My idea is to keep like 50 of them in the cooler in the back of the truck when I go out. If i get an animal Id do my best to cool the meat in the field before the hike out. Then at the truck break the cold packs and put the meat in and drive the hour or so back to the nearest town to refill with real ice to get the few hours home.
Im sure this isnt cheap or as good as ice its more about laziness and having one less thing to deal with when taking off for a weekend where i might or might not fill a tag. If i dont, its there for next weekend.
I know i could have a chest freezer full of milk jugs of ice but then i have to have another freezer in the garage so im trying to avoid that.
Anyone tried something like this?
 
The important detail isn't that they get cold, per se. It's the BTUs of heat they can absorb. If you put an ice cube in a pot of boiling water it will lower the temp, but probably not even stop the boil. 20 ice cubes will bring it down enough to actually feel cool to the touch. The ice cubes are all the same temp, it's just that 20 ice cubes "absorb" a lot more heat than 1 can.

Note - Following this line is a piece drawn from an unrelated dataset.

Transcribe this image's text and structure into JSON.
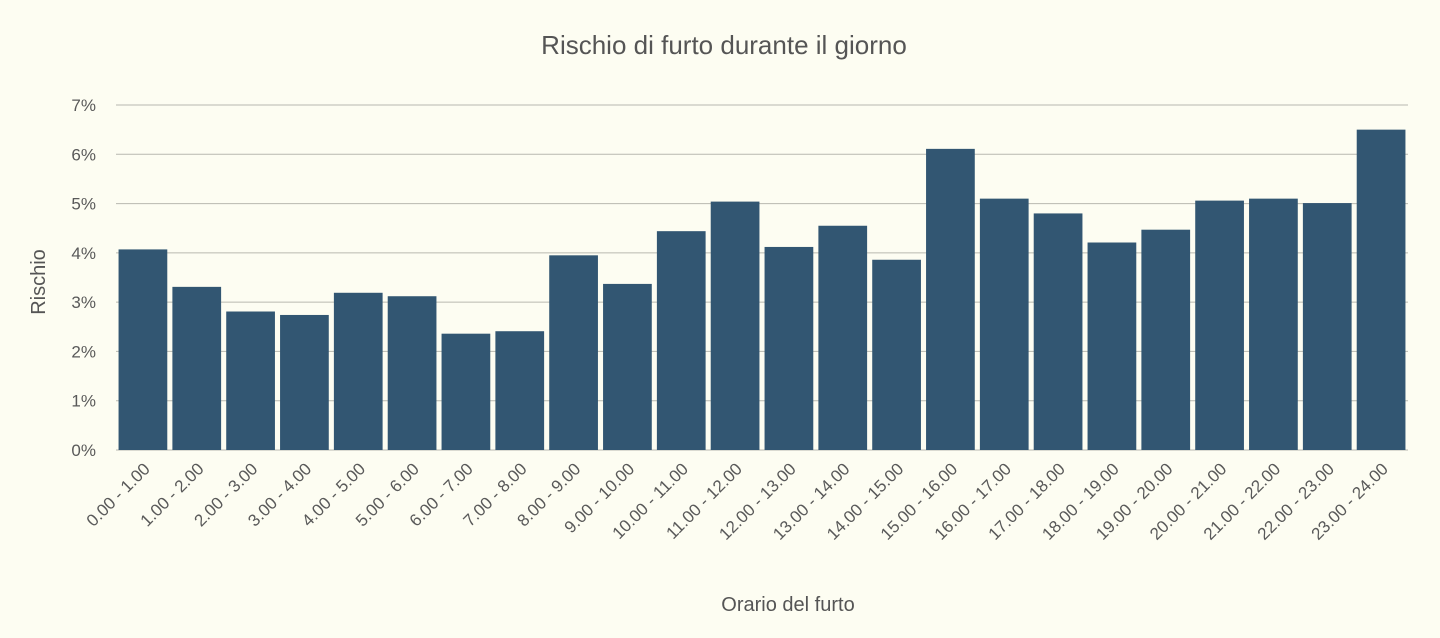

These packs usually only last 20-30 minutes and aren't very big. My intuition is that this could be a heavy (they still contain water and ammonium nitrate or similar, plus their 10mil plastic bags...), expensive, inefficient alternative to something cheap and effective.

If you want to know for sure, this is easier to measure than find on line. Just go get one or two. Get a pot of water of a known quantity (say, a gallon) and measure its starting temp (let's say it was tap water and is 50F). A BTU is the amount of heat required to raise 1lb of water 1 degree F, and it works in reverse - lowering it 1 degree F meant something "absorbed" 1 BTU of heat. Activate a pack and put it in the water for 15 minute or so, then measure the water temp again.

BTU = WaterQty (Lbs) * dT (degF). If you had a gallon of water (water weighs 8.34lbs/gal) and lowered its temp say 3 degrees, the math would be BTU = 8.34 * 3 or just about 25 BTU.

Once you know this you can work the math all kinds of ways. Google says the heat density of meat is about 0.8 BTU / lb so if you have 200lbs of meat in two coolers, and want to lower its temp from, say, 80F (let's say it cools a bit while you pack it out) to something safe (let's say 40F or better) you need to remove (200*.8) * (80-40) or 6400 BTU of heat - minimum. If one ice pack removes 25 BTU, you'd need 256 ice packs to get the job done. Meat isn't much safer at 60 than 80, so if you're going to do the job you may as well do it right.

Now my numbers are all guesses. My intuition tells me this isn't going to be cost-effective. But you can do the experiment above to find out. A 50 pack of instant cold packs on Amazon is about $33 right now. If you needed 250+ packs that'd be $165 in ice packs just by the math above. But say in the experiment you find it lowers the temp by 15 degrees instead of 3 - win! Then you'd only need (at least) $33 worth of ice packs.

Personally, I think I'll stick with ice. But it's fun to think it through.
 
There’s no reason to do this. Cool the meat out overnight. Pack it out. Drive to town for ice. You can hang it in the mountains for a few days in the shade just fine. No shade? Make an A-frame game pole with a tarp over it for shade. It’s never a bad idea to have an extra freezer in your garage either. I also use ice sticks I’ve made from 2” and 3” pvc. Cut to fit your coolers and glue an end cap on. The other end glue on a threaded collar. Fill with water leaving a small gap on top for expansion and screw the cap on and freeze. Drain them when you get home and store dry in a cardboard box.